L’ouvrage se fonde sur une trentaine d’entretiens avec des personnalités et responsables politiques appartenant à des groupes discriminés (femmes, personnes « racisées », homosexuels…). L’analyse des deux auteurs les mène à la conclusion d’une « grande continuité entre la période qui commence à la Révolution française et aujourd’hui dans les attaques sexistes, racistes, homophobes […]. » (Interview d’Aude Lorriaux dans « On va plus loin » sur Public Sénat suite à la publication de l’ouvrage).
Les deux auteurs publient en 2018 une seconde analyse sur le sujet, Les femmes en politique, depuis quand ? sur la revue en ligne Cairn.info.
Collaborations
Elle anime de septembre 2017 à juin 2018 le podcast « Vieille Branche », des entretiens bi-mensuels avec des personnalités du monde politique, culturel ou scientifique âgées de plus de 75 ans. Le podcast est une création de l’agence de production de Lauren Bastide, « Nouvelles Écoutes »
Elle co-crée un an plus tard le podcast féministe mensuel « Le Deuxième Texte » avec Marie Kirschen et Nassira El Moaddem, qui présente des ouvrages de femmes et/ou féministes. L’objectif des trois journalistes et militantes est de « faire un podcast qui donne des outils pour comprendre un monde en chantier, où les rapports entre les femmes et les hommes n’ont jamais été aussi bousculés […]. Bref, « Le Deuxième Texte, c’est plus qu’un podcast de livres, une boîte à concepts féministes comme une boîte à outils pour construire le monde de demain ».
Ce qu’elle gagne
Non connu.
Sa nébuleuse
Léa Lejeune : journaliste économique chez Challenges après un passage chez Libération, elle co-fonde en 2014 le collectif de femmes journalistes Prenons la une, dont Aude Lorriaux est désormais porte-parole. Son portrait.

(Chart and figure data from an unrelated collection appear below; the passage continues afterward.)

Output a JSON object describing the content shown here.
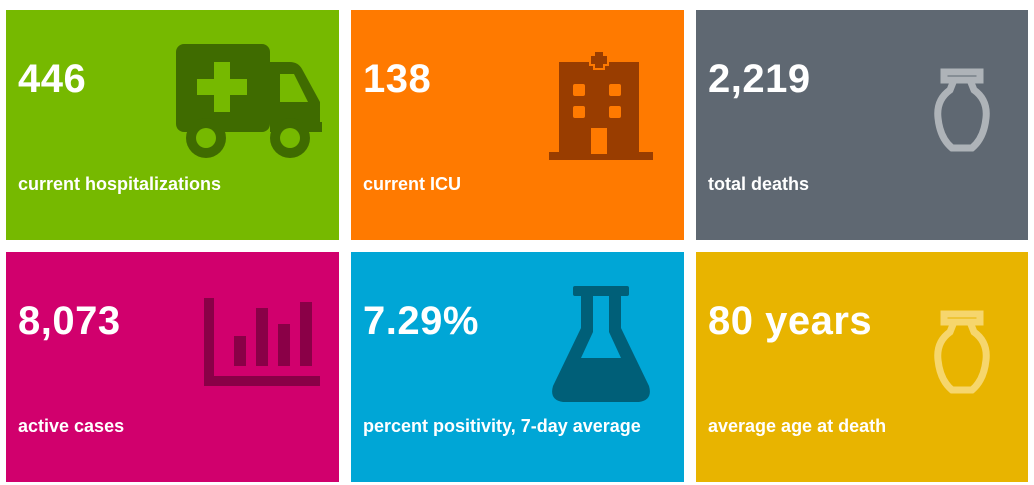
{
  "tiles": [
    {
      "value": "446",
      "label": "current hospitalizations",
      "color": "#76b900",
      "icon": "ambulance-icon"
    },
    {
      "value": "138",
      "label": "current ICU",
      "color": "#ff7a00",
      "icon": "hospital-icon"
    },
    {
      "value": "2,219",
      "label": "total deaths",
      "color": "#5f6872",
      "icon": "urn-icon"
    },
    {
      "value": "8,073",
      "label": "active cases",
      "color": "#d1006d",
      "icon": "bar-chart-icon"
    },
    {
      "value": "7.29%",
      "label": "percent positivity, 7-day average",
      "color": "#00a6d6",
      "icon": "flask-icon"
    },
    {
      "value": "80 years",
      "label": "average age at death",
      "color": "#e8b400",
      "icon": "urn-icon"
    }
  ]
}
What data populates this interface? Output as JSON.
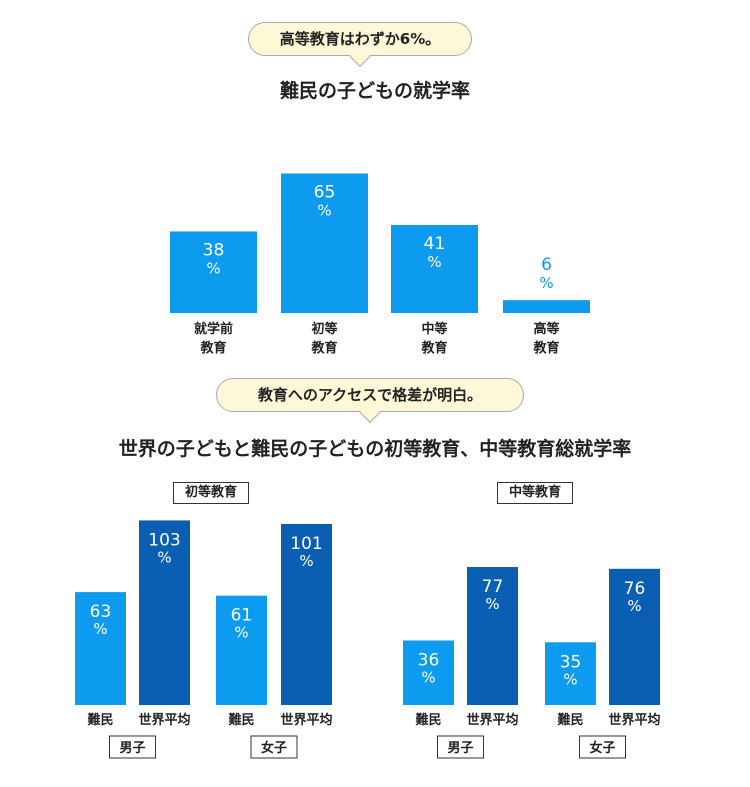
{
  "callout1": "高等教育はわずか6%。",
  "callout2": "教育へのアクセスで格差が明白。",
  "colors": {
    "refugee": "#0d9bf0",
    "world": "#0b5fb3",
    "callout_bg": "#fdf8d8"
  },
  "chart_data": [
    {
      "type": "bar",
      "title": "難民の子どもの就学率",
      "categories": [
        [
          "就学前",
          "教育"
        ],
        [
          "初等",
          "教育"
        ],
        [
          "中等",
          "教育"
        ],
        [
          "高等",
          "教育"
        ]
      ],
      "values": [
        38,
        65,
        41,
        6
      ],
      "unit": "%",
      "ylim": [
        0,
        70
      ]
    },
    {
      "type": "bar",
      "title": "世界の子どもと難民の子どもの初等教育、中等教育総就学率",
      "unit": "%",
      "ylim": [
        0,
        105
      ],
      "series_names": [
        "難民",
        "世界平均"
      ],
      "panels": [
        {
          "label": "初等教育",
          "groups": [
            {
              "label": "男子",
              "values": [
                63,
                103
              ]
            },
            {
              "label": "女子",
              "values": [
                61,
                101
              ]
            }
          ]
        },
        {
          "label": "中等教育",
          "groups": [
            {
              "label": "男子",
              "values": [
                36,
                77
              ]
            },
            {
              "label": "女子",
              "values": [
                35,
                76
              ]
            }
          ]
        }
      ]
    }
  ]
}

Lauren Bastide : journaliste pour Elle Magazine durant plus de 9 ans, elle devient ensuite chroniqueuse pour « le Grand 8 » sur D8, puis pour « Le Grand Journal » de Canal +. Désormais à son compte, elle s’est spécialisée dans des formats podcasts qu’elle produit via le studio de production qu’elle a créé en 2016 avec Julien Neuville. Aude y anime une émission intitulée « Vieille Branche ». Militante féministe elle aussi, elle fait partie du collectif Prenons la une monté par Claire Alet et Léa Lejeune, dont elle est depuis 2018 porte-parole aux côtés d’Aude Lorriaux. Son portrait.
Marie Kirschen : après une première expérience de pigiste chez Libération et Têtu, elle fonde la revue lesbienne Well Well Well. Désormais rédactrice en chef des Inroks, la journaliste est spécialiste des questions féministes et LGBT. Elle fait partie des premiers signataires de l’Association des Journalistes LGBT. Elle lance avec Aude Lorriaux et Nassira El Moaddem en janvier 2019 « Le Deuxième Texte ». Son portrait.
Mathilde Larrère : historienne spécialiste des mouvements révolutionnaires et du maintien de l’ordre en France. Ancienne élève de l’ENS Saint-Cloud, elle est major de la promotion 1994 de l’agrégation d’histoire. Engagée auprès du Parti de Gauche depuis 2012, elle revendique de défendre une vision politique de l’Histoire et n’hésite pas à mêler travail de recherche et combat militant. C’est notamment le cas dans l’ouvrage qu’elle co-écrit en 2017 avec Aude Lorriaux, Des Intrus en politique : femmes et minorités, dominations et résistances, analyse de la présence des femmes et des minorités en politique qui se fonde sur des hypothèses du féminisme intersectionnel.
Elle l’a dit
Sur les raisons pour lesquelles l’affaire de la Ligue du Lol est sortie malgré des faits datant de plusieurs années : « Pourquoi ça explose maintenant ? Il y a plein de facteurs. Le fait qu’au moment de #MeToo, les femmes se sont remises à parler de tout ça, notamment. Mais ça a pris du temps car nous sommes journalistes, on fait très attention à la diffamation. Beaucoup de femmes ont hésité à parler par peur d’être trop isolées, de se prendre un retour de bâton. Il y a le fait qu’on se soit organisées collectivement ensemble : aujourd’hui, les journalistes féministes se retrouvent entre elles, il y a plein de lieux où elles parlent ensemble et je pense qu’elles en sont plus fortes. » (Entretien accordé à Armel Hemme pour Nova et publié le 14 février 2019)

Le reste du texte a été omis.